Необычность творческой истории «Тихого Дона» до сих пор не объяснена и никогда не будет объяснена, потому что явление романа не укладывается в рамки привычных литературоведческих схем и рассуждений.  По всему не укладывается: это касается и возраста, и образования. Здесь всё против привычной  логики. Перед нами случай из области необъяснимого. Но вжитость в быт у Шолохова была, и не так уж направлен роман против «иногородности».
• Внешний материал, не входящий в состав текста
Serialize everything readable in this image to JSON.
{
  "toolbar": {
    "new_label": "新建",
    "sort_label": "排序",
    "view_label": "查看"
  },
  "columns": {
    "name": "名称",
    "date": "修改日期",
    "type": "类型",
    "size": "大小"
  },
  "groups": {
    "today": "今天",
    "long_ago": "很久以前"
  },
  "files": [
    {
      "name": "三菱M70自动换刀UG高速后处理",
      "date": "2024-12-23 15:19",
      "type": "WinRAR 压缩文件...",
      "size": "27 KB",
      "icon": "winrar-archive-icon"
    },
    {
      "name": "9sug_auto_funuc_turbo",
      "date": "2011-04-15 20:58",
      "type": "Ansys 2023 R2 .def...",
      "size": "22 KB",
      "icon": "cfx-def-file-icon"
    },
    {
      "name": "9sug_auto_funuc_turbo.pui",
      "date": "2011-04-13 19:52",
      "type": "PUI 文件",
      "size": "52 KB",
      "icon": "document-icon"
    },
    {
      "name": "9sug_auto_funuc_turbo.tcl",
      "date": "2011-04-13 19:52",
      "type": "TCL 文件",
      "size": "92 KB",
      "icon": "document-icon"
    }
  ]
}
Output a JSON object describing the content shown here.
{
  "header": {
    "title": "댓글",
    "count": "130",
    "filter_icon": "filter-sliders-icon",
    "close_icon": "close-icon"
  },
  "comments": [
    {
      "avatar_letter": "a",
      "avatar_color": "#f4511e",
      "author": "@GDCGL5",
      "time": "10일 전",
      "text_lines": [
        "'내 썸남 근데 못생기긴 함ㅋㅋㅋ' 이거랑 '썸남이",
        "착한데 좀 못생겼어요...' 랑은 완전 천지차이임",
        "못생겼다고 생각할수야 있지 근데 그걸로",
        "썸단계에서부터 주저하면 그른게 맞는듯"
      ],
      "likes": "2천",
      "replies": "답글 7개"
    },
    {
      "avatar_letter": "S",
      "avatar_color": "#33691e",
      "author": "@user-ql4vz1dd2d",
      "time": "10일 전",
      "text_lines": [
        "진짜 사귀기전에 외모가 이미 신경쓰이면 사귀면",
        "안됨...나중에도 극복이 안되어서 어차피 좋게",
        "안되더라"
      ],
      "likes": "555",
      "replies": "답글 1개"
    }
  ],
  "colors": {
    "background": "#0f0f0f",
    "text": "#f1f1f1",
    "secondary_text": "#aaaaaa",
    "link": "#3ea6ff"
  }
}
Относительно  лёгкости попущений  нивелировке лексики у Солженицына написана не верно: Шолохов боролся за текст. Но здесь надо учитывать, что будучи одарённым рассказчиком, он не всегда писал с абсолютной грамотностью. Чувствуя это, он допускал редакторскую правку.  Другое дело – исправления политического характера. Здесь существование писателя сильно зависело от прихотей диктатора. В январе 1950 года Шолохов в последний раз обращался к Сталину и просил указать на суть ошибок в изображении большевистских вожаков Юга России, не трогать роман. Редакторская и издательская судьба «Тихого Дона» - продолжительна и драматична.
Выпады Солженицына появлялись в интервале десяти лет: январь 1974 – январь 1984. Он не менял   «антишолоховской» точки зрения, но и не так уж упорствовал в отношении исходного авторства:  Крюкова  предпочёл Громославскому (тестю Шолохова).
За Петром Громославским никаких литературных заслуг не числится. Правда, говорят, что он учился с Крюковым в одной гимназии и даже в одном классе, но говорить можно всякое - об этом человеке мы имеем больше домыслов, нежели знания.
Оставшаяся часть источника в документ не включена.